Given that the system of equations is $:x+y+z=6$----->(1)
$x+2y+3z=10$----->(2)
$x+2y+kz=5$----->(3)
Write in terms of matrix$:$$A=\begin{bmatrix} 1 &1 &1 \\ 1 &2 &3 \\ 1 &2 &k \end{bmatrix}$ and $B=\begin{bmatrix} 6\\10 \\5 \end{bmatrix}$
Now we can write in the form of Augmented matrix $[A:B]=\begin{bmatrix} 1 &1 & 1:6\\ 1 &2 &3 :10\\ 1 &2 &k :5 \end{bmatrix}$
Perform the some operation in the row $3$.
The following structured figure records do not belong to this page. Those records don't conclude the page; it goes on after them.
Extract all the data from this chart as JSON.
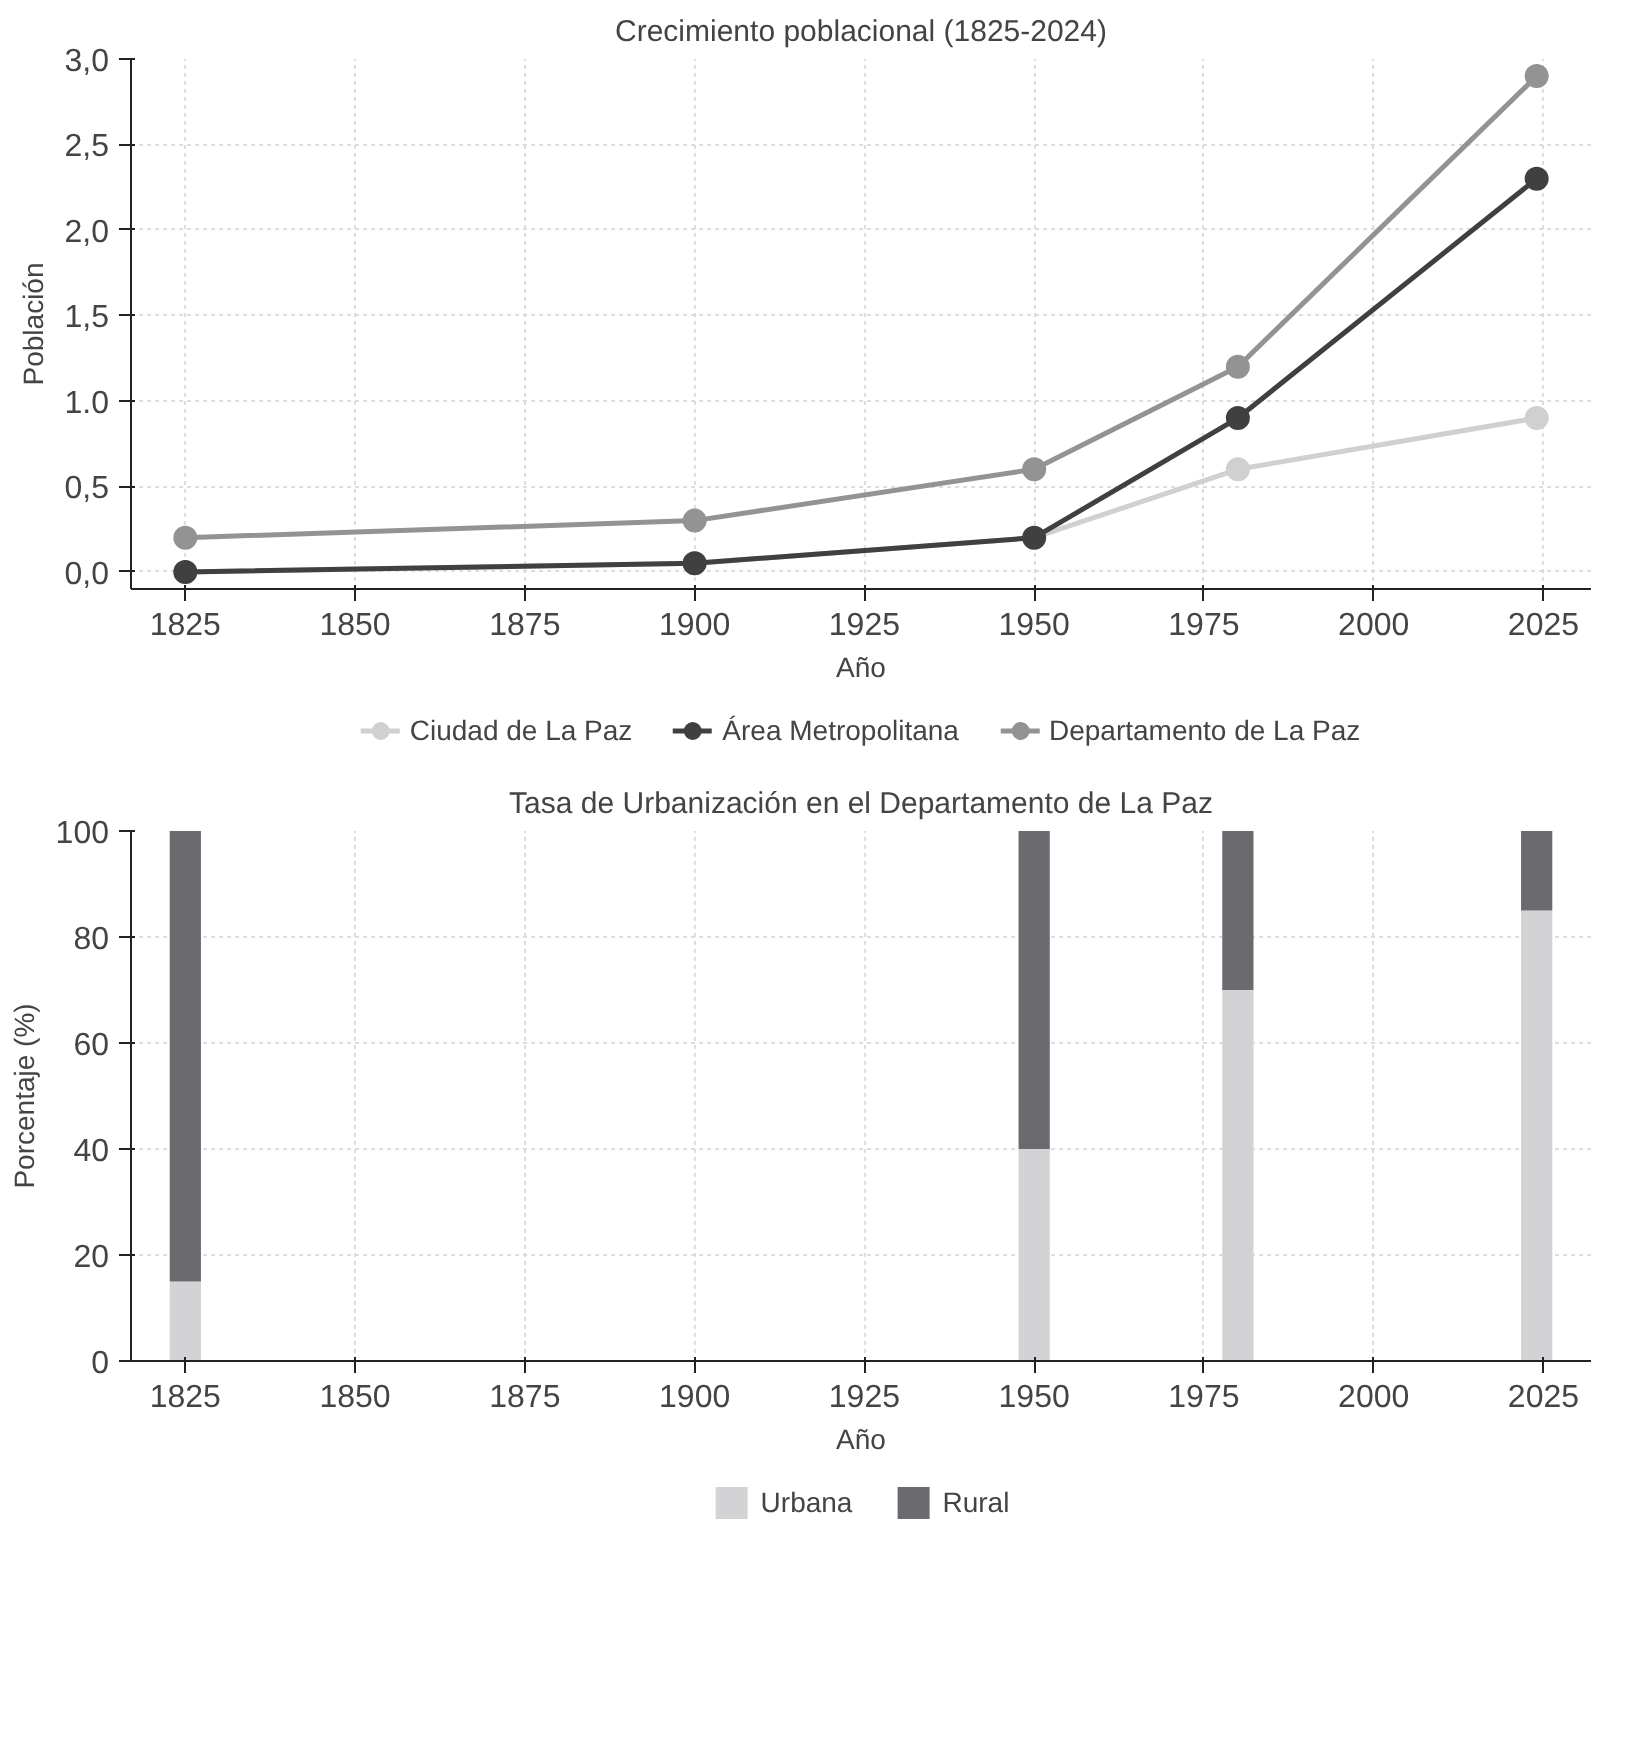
{
  "chart_data": [
    {
      "type": "line",
      "title": "Crecimiento poblacional (1825-2024)",
      "xlabel": "Año",
      "ylabel": "Población",
      "x": [
        1825,
        1900,
        1950,
        1980,
        2024
      ],
      "series": [
        {
          "name": "Ciudad de La Paz",
          "color": "#d0d0d0",
          "values": [
            0.0,
            0.05,
            0.2,
            0.6,
            0.9
          ]
        },
        {
          "name": "Área Metropolitana",
          "color": "#404040",
          "values": [
            0.0,
            0.05,
            0.2,
            0.9,
            2.3
          ]
        },
        {
          "name": "Departamento de La Paz",
          "color": "#939393",
          "values": [
            0.2,
            0.3,
            0.6,
            1.2,
            2.9
          ]
        }
      ],
      "xlim": [
        1817,
        2032
      ],
      "xticks": [
        1825,
        1850,
        1875,
        1900,
        1925,
        1950,
        1975,
        2000,
        2025
      ],
      "ylim": [
        -0.1,
        3.0
      ],
      "yticks": [
        {
          "value": 0,
          "label": "0,0"
        },
        {
          "value": 0.5,
          "label": "0,5"
        },
        {
          "value": 1,
          "label": "1.0"
        },
        {
          "value": 1.5,
          "label": "1,5"
        },
        {
          "value": 2,
          "label": "2,0"
        },
        {
          "value": 2.5,
          "label": "2,5"
        },
        {
          "value": 3,
          "label": "3,0"
        }
      ],
      "grid": true,
      "legend": "bottom",
      "marker": "circle",
      "line_style": "solid"
    },
    {
      "type": "bar",
      "stacked": true,
      "title": "Tasa de Urbanización en el Departamento de La Paz",
      "xlabel": "Año",
      "ylabel": "Porcentaje (%)",
      "x": [
        1825,
        1950,
        1980,
        2024
      ],
      "series": [
        {
          "name": "Urbana",
          "color": "#d3d3d5",
          "values": [
            15,
            40,
            70,
            85
          ]
        },
        {
          "name": "Rural",
          "color": "#6b6b6f",
          "values": [
            85,
            60,
            30,
            15
          ]
        }
      ],
      "xlim": [
        1817,
        2032
      ],
      "xticks": [
        1825,
        1850,
        1875,
        1900,
        1925,
        1950,
        1975,
        2000,
        2025
      ],
      "ylim": [
        0,
        100
      ],
      "yticks": [
        0,
        20,
        40,
        60,
        80,
        100
      ],
      "grid": true,
      "legend": "bottom"
    }
  ]
}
$R_{3} \rightarrow R_{3}-R_{2}$
we get,$[A:B]$$=\begin{bmatrix} 1 &1 & 1:6 \\ 1 &2 &3 :10\\ 0 &0 &k-3 :-5 \end{bmatrix}$
$Case(1):$ $For$ $No$ $Solution$
$If$ $Rank(A)\neq Rank([A:B])$
we can simply put $k-3=0$,So we get $Rank(A)=2$ $and$ $Rank([A:B])=3$, which is $2\neq3$
So$,k=3$
$Case(2):$ $Unique$ $Solution$
Rank(A)=Rank([A:B])=Unknowns(Number of Variables)
So,we can put $k-3\neq0$,which give Rank(A)=Rank([A:B])=Unknowns=3.
So$, k\neq3$
$Case(3):$ $Infinitely$ $many$ $numbers$ $of$ $solutions$
Rank(A)=Rank([A:B])<Unknowns(Number of Variables)
Which is not possible for this question.